Fraina was the author of the Left Wing Manifesto that served as the fundamental theoretical document of the organized Left Wing Section of the Socialist Party that emerged early in 1919. Fraina was a delegate to the June 1919 National Council of the Left Wing held in New York City and was prominent in the effort of members of the party's suspended foreign language federations and others seeking to establish a new Communist Party of America independent of the outcome of the 1919 Emergency National Convention of the Socialist Party. As arguably the top English-speaking leader of the new organization, Fraina was elected temporary chairman at the opening of the Founding Convention of the Communist Party of America on September 1, 1919, and delivered the keynote address to that body. He was also elected International Secretary by that body — the group's de facto first delegate to the Communist International in Moscow.
1919–1920 espionage controversy
The first international conclave attended by Fraina as representative of the CPA was a secret conference conducted by the short-lived Western European Bureau of the Communist International, slated to begin on February 10, 1920, in Amsterdam. As he was not a citizen of the United States, Fraina was forced to make this trip without a passport and legal visas. The services of Jacob Nosovitsky were employed by the CPA to aid with Fraina's travel arrangements and to accompany him abroad.
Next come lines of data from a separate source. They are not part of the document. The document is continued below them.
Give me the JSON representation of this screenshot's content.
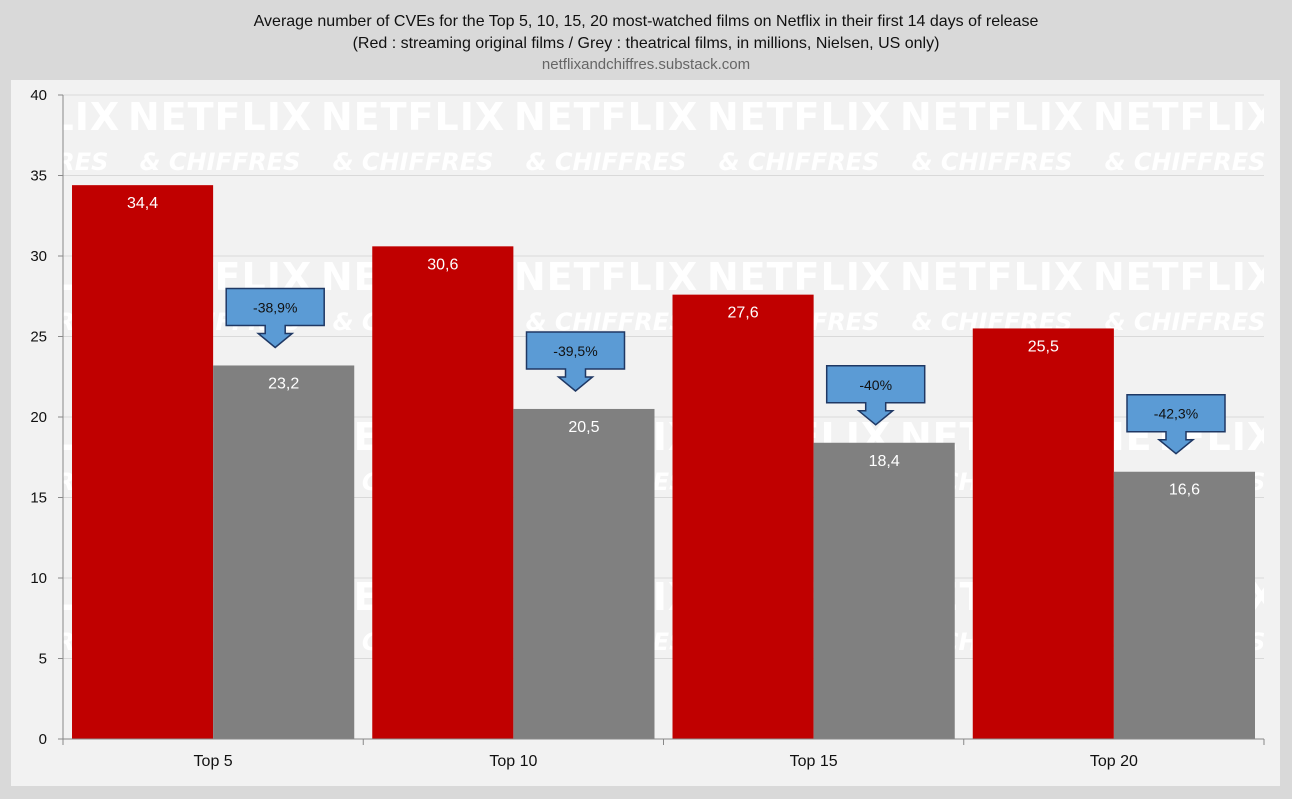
{
  "header": {
    "title": "Average number of CVEs for the Top 5, 10, 15, 20 most-watched films on Netflix in their first 14 days of release",
    "subtitle": "(Red : streaming original films / Grey : theatrical films, in millions, Nielsen, US only)",
    "source": "netflixandchiffres.substack.com"
  },
  "watermark": {
    "line1": "NETFLIX",
    "line2": "& CHIFFRES"
  },
  "colors": {
    "streaming": "#c00000",
    "theatrical": "#808080",
    "annotation_fill": "#5b9bd5",
    "annotation_border": "#1f3864",
    "background": "#d9d9d9",
    "plot_background": "#f2f2f2"
  },
  "chart_data": {
    "type": "bar",
    "title": "Average number of CVEs for the Top 5, 10, 15, 20 most-watched films on Netflix in their first 14 days of release",
    "xlabel": "",
    "ylabel": "",
    "categories": [
      "Top 5",
      "Top 10",
      "Top 15",
      "Top 20"
    ],
    "series": [
      {
        "values": [
          34.4,
          30.6,
          27.6,
          25.5
        ],
        "labels": [
          "34,4",
          "30,6",
          "27,6",
          "25,5"
        ],
        "color": "#c00000"
      },
      {
        "values": [
          23.2,
          20.5,
          18.4,
          16.6
        ],
        "labels": [
          "23,2",
          "20,5",
          "18,4",
          "16,6"
        ],
        "color": "#808080"
      }
    ],
    "annotations": [
      "-38,9%",
      "-39,5%",
      "-40%",
      "-42,3%"
    ],
    "ylim": [
      0,
      40
    ],
    "yticks": [
      0,
      5,
      10,
      15,
      20,
      25,
      30,
      35,
      40
    ],
    "grid": true,
    "legend": "none"
  }
}
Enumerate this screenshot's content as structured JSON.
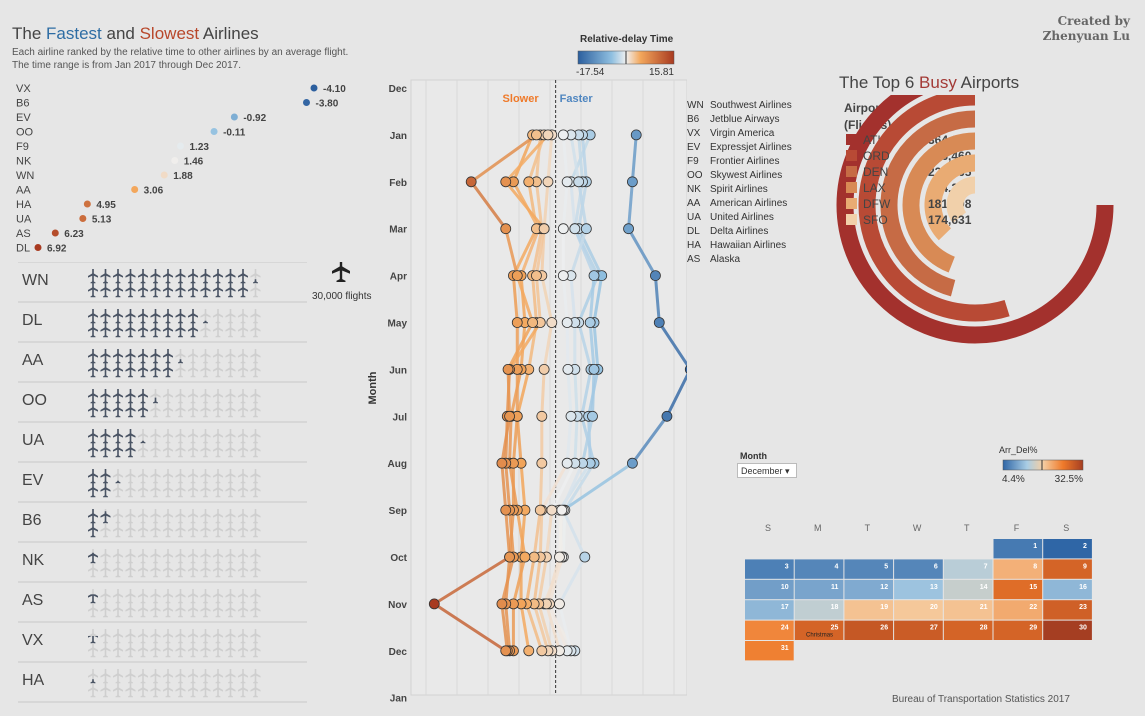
{
  "header": {
    "title_prefix": "The ",
    "title_fastest": "Fastest",
    "title_mid": " and ",
    "title_slowest": "Slowest",
    "title_suffix": " Airlines",
    "subtitle": "Each airline ranked by the relative time to other airlines by an average flight. The time range is from Jan 2017 through Dec 2017.",
    "credit_line1": "Created by",
    "credit_line2": "Zhenyuan Lu"
  },
  "source": "Bureau of Transportation Statistics 2017",
  "delay_legend": {
    "title": "Relative-delay Time",
    "min": "-17.54",
    "max": "15.81"
  },
  "plane_legend": {
    "icon": "airplane-icon",
    "label": "30,000 flights"
  },
  "line_chart": {
    "ylabel": "Month",
    "slower_label": "Slower",
    "faster_label": "Faster",
    "months": [
      "Dec",
      "Jan",
      "Feb",
      "Mar",
      "Apr",
      "May",
      "Jun",
      "Jul",
      "Aug",
      "Sep",
      "Oct",
      "Nov",
      "Dec",
      "Jan"
    ]
  },
  "airline_legend": [
    {
      "code": "WN",
      "name": "Southwest Airlines"
    },
    {
      "code": "B6",
      "name": "Jetblue Airways"
    },
    {
      "code": "VX",
      "name": "Virgin America"
    },
    {
      "code": "EV",
      "name": "Expressjet Airlines"
    },
    {
      "code": "F9",
      "name": "Frontier Airlines"
    },
    {
      "code": "OO",
      "name": "Skywest Airlines"
    },
    {
      "code": "NK",
      "name": "Spirit Airlines"
    },
    {
      "code": "AA",
      "name": "American Airlines"
    },
    {
      "code": "UA",
      "name": "United Airlines"
    },
    {
      "code": "DL",
      "name": "Delta Airlines"
    },
    {
      "code": "HA",
      "name": "Hawaiian Airlines"
    },
    {
      "code": "AS",
      "name": "Alaska"
    }
  ],
  "airports": {
    "title_prefix": "The Top 6 ",
    "title_busy": "Busy",
    "title_suffix": " Airports",
    "header_line1": "Airport",
    "header_line2": "(Flights)"
  },
  "calendar": {
    "month_label": "Month",
    "month_value": "December",
    "legend_title": "Arr_Del%",
    "legend_min": "4.4%",
    "legend_max": "32.5%",
    "weekdays": [
      "S",
      "M",
      "T",
      "W",
      "T",
      "F",
      "S"
    ],
    "holiday_label": "Christmas"
  },
  "chart_data": [
    {
      "type": "scatter",
      "title": "The Fastest and Slowest Airlines",
      "categories": [
        "VX",
        "B6",
        "EV",
        "OO",
        "F9",
        "NK",
        "WN",
        "AA",
        "HA",
        "UA",
        "AS",
        "DL"
      ],
      "values": [
        -4.1,
        -3.8,
        -0.92,
        -0.11,
        1.23,
        1.46,
        1.88,
        3.06,
        4.95,
        5.13,
        6.23,
        6.92
      ]
    },
    {
      "type": "bar",
      "title": "",
      "unit": "30,000 flights per icon",
      "categories": [
        "WN",
        "DL",
        "AA",
        "OO",
        "UA",
        "EV",
        "B6",
        "NK",
        "AS",
        "VX",
        "HA"
      ],
      "values": [
        13.3,
        9.2,
        7.3,
        5.4,
        4.2,
        2.2,
        1.8,
        0.7,
        0.6,
        0.5,
        0.3
      ],
      "max_icons": 14
    },
    {
      "type": "line",
      "ylabel": "Month",
      "x_meaning": "Relative-delay Time",
      "x_range": [
        -17.54,
        15.81
      ],
      "months": [
        "Jan",
        "Feb",
        "Mar",
        "Apr",
        "May",
        "Jun",
        "Jul",
        "Aug",
        "Sep",
        "Oct",
        "Nov",
        "Dec"
      ],
      "series": [
        {
          "values": [
            -4.5,
            -2.0,
            -2.5,
            -5.5,
            -3.0,
            -4.6,
            -3.4,
            -5.0,
            -1.2,
            -1.0,
            1.5,
            -2.5
          ]
        },
        {
          "values": [
            -10.5,
            -10.0,
            -9.5,
            -13.0,
            -13.5,
            -17.54,
            -14.5,
            -10.0,
            -1.0,
            -3.8,
            -0.5,
            -2.0
          ]
        },
        {
          "values": [
            -3.5,
            -4.0,
            -3.0,
            -6.0,
            -5.0,
            -5.5,
            -4.3,
            -4.5,
            -0.5,
            -0.8,
            0.8,
            -1.5
          ]
        },
        {
          "values": [
            -3.0,
            -3.5,
            -2.5,
            -5.0,
            -4.5,
            -5.0,
            -4.8,
            -3.5,
            -0.8,
            -0.5,
            1.2,
            -0.5
          ]
        },
        {
          "values": [
            -2.0,
            -3.0,
            -4.0,
            -2.0,
            -2.5,
            -2.5,
            -2.8,
            -2.5,
            0.5,
            1.2,
            2.2,
            0.5
          ]
        },
        {
          "values": [
            -1.0,
            -1.5,
            -1.0,
            -1.0,
            -1.5,
            -1.6,
            -2.0,
            -1.5,
            1.8,
            2.0,
            2.8,
            1.0
          ]
        },
        {
          "values": [
            0.5,
            1.0,
            1.5,
            1.8,
            0.5,
            1.5,
            1.8,
            1.8,
            2.0,
            2.8,
            3.8,
            1.8
          ]
        },
        {
          "values": [
            2.0,
            2.5,
            1.8,
            3.0,
            2.5,
            3.5,
            5.0,
            4.5,
            4.0,
            4.5,
            4.5,
            3.5
          ]
        },
        {
          "values": [
            3.0,
            5.5,
            2.2,
            4.5,
            4.0,
            4.5,
            5.8,
            6.0,
            5.0,
            4.0,
            5.5,
            5.5
          ]
        },
        {
          "values": [
            1.5,
            3.5,
            2.5,
            5.5,
            5.0,
            5.0,
            5.0,
            5.5,
            5.5,
            6.0,
            6.5,
            6.0
          ]
        },
        {
          "values": [
            1.0,
            6.5,
            1.5,
            2.5,
            2.0,
            6.0,
            6.3,
            6.5,
            6.0,
            5.5,
            7.0,
            6.3
          ]
        },
        {
          "values": [
            2.5,
            11.0,
            6.5,
            5.0,
            3.0,
            6.2,
            6.0,
            7.0,
            6.5,
            6.0,
            15.81,
            6.5
          ]
        }
      ]
    },
    {
      "type": "pie",
      "title": "The Top 6 Busy Airports",
      "categories": [
        "ATL",
        "ORD",
        "DEN",
        "LAX",
        "DFW",
        "SFO"
      ],
      "values": [
        364655,
        266460,
        223165,
        214297,
        181208,
        174631
      ],
      "value_labels": [
        "364,655",
        "266,460",
        "223,165",
        "214,297",
        "181,208",
        "174,631"
      ],
      "colors": [
        "#a3312d",
        "#b84a35",
        "#c66b45",
        "#d88a55",
        "#e9ab73",
        "#f1d0aa"
      ]
    },
    {
      "type": "heatmap",
      "title": "December",
      "legend": "Arr_Del%",
      "range": [
        4.4,
        32.5
      ],
      "days": [
        1,
        2,
        3,
        4,
        5,
        6,
        7,
        8,
        9,
        10,
        11,
        12,
        13,
        14,
        15,
        16,
        17,
        18,
        19,
        20,
        21,
        22,
        23,
        24,
        25,
        26,
        27,
        28,
        29,
        30,
        31
      ],
      "values": [
        6.0,
        4.4,
        6.5,
        7.0,
        7.0,
        7.0,
        14.0,
        21.0,
        28.0,
        9.0,
        9.5,
        10.0,
        12.0,
        15.0,
        27.0,
        11.0,
        11.0,
        14.5,
        19.5,
        19.0,
        19.5,
        21.5,
        28.5,
        24.5,
        28.0,
        29.5,
        29.0,
        28.0,
        28.0,
        32.5,
        25.0
      ],
      "first_weekday": 5,
      "annotations": [
        {
          "day": 25,
          "label": "Christmas"
        }
      ]
    }
  ]
}
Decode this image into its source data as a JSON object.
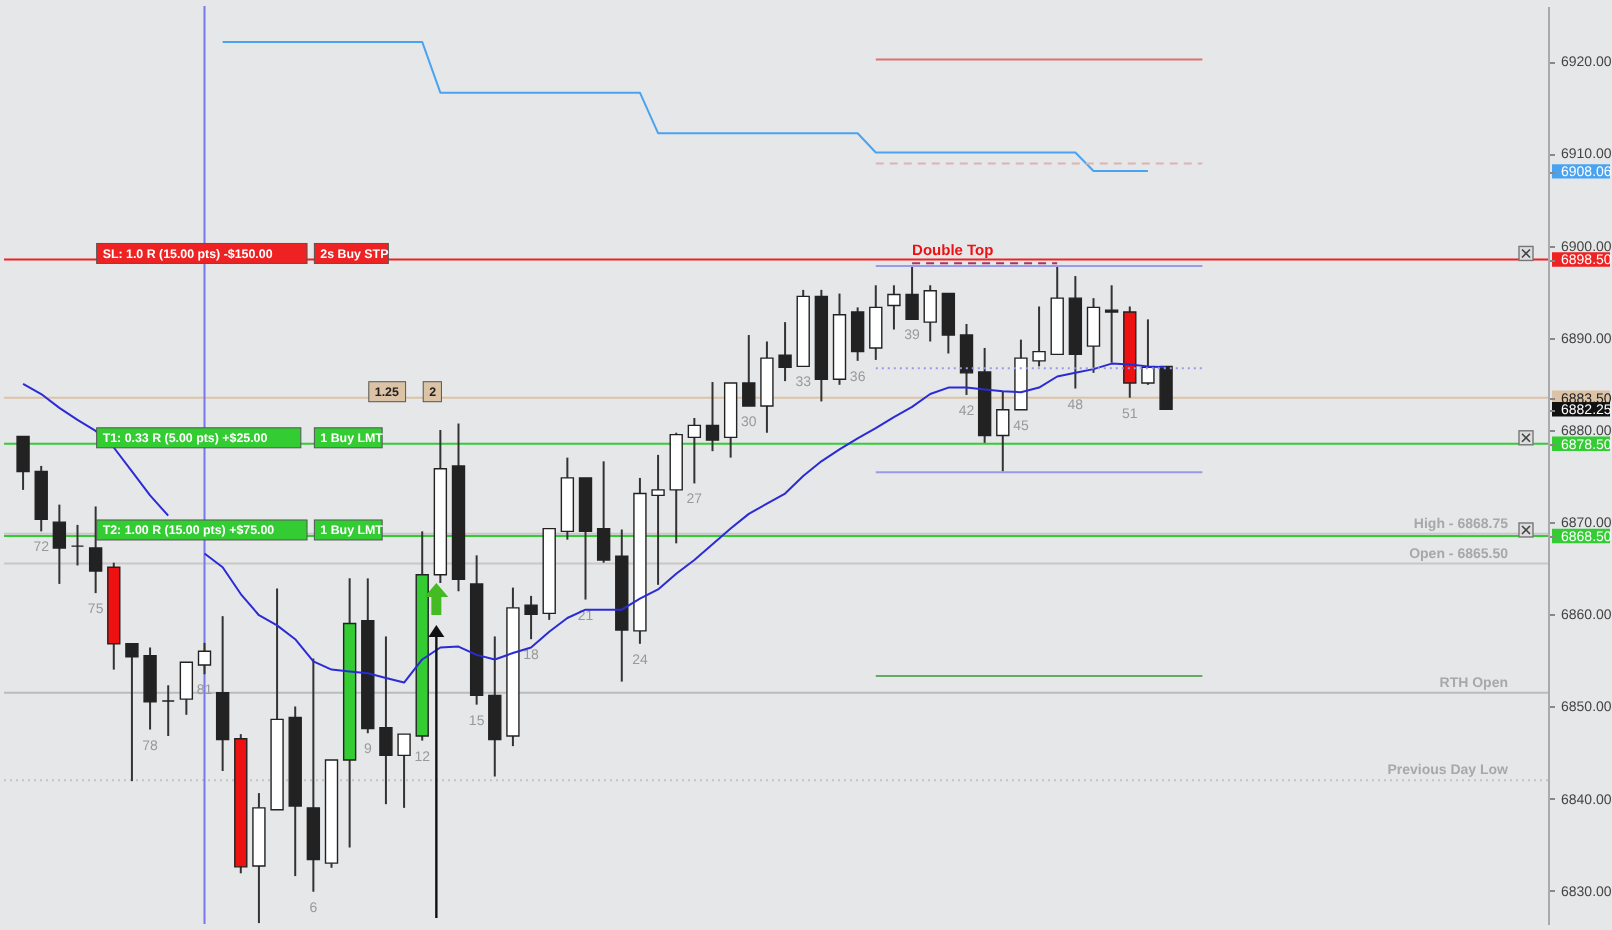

Nosivitsky, believed to be an active and trustworthy member of the communist movement and an individual who had been used as a secret international courier, was actually a police spy working undercover in the radical movement and reporting on the activities of its principals to the US Department of Justice as its special employee N-100.Although apparently not tipped off by Nosovitsky himself, Amsterdam police authorities were aware of the Comintern's secret gathering in the city, and bugged the conference room with a dictaphone machine. The device was discovered by delegate Michael Borodin on the second day of the proceedings. A raid by the authorities soon followed, during which many delegates were arrested before being ordered to leave the country or physically deported. Fraina and Nosovitsky were not detained, but rather made their way to the home of Dutch radical S. J. Rutgers in Amersfoort, where several other delegates had assembled. They remained there a week before returning home to America.
Upon returning to America, a scandal arose. Ferdinand Peterson, a Finnish-American former socialist newspaper editor with extensive linguistic abilities, was induced to join the Justice Department as an undercover informant after being discharged from the American Army in 1919. Peterson confided in his former party comrade Santeri Nuorteva, now a leading member of the Russian Soviet Government Bureau in New York—the de facto consulate of Soviet Russia—of this assignment. Nuorteva helped Peterson provide a stream of uncontroversial and non-revelatory content for his daily reports throughout the summer and early fall of 1919.
Finally allowed to depart for Moscow, Fraina arrived only to find that rumors of the espionage charge had not been dispelled. Two more hearings were held under the auspices of the Comintern itself — one before the convening of the 2nd World Congress and the second one immediately after. The findings of all committees were unanimous and the charges of espionage against Fraina were dismissed, albeit never fully dispelled.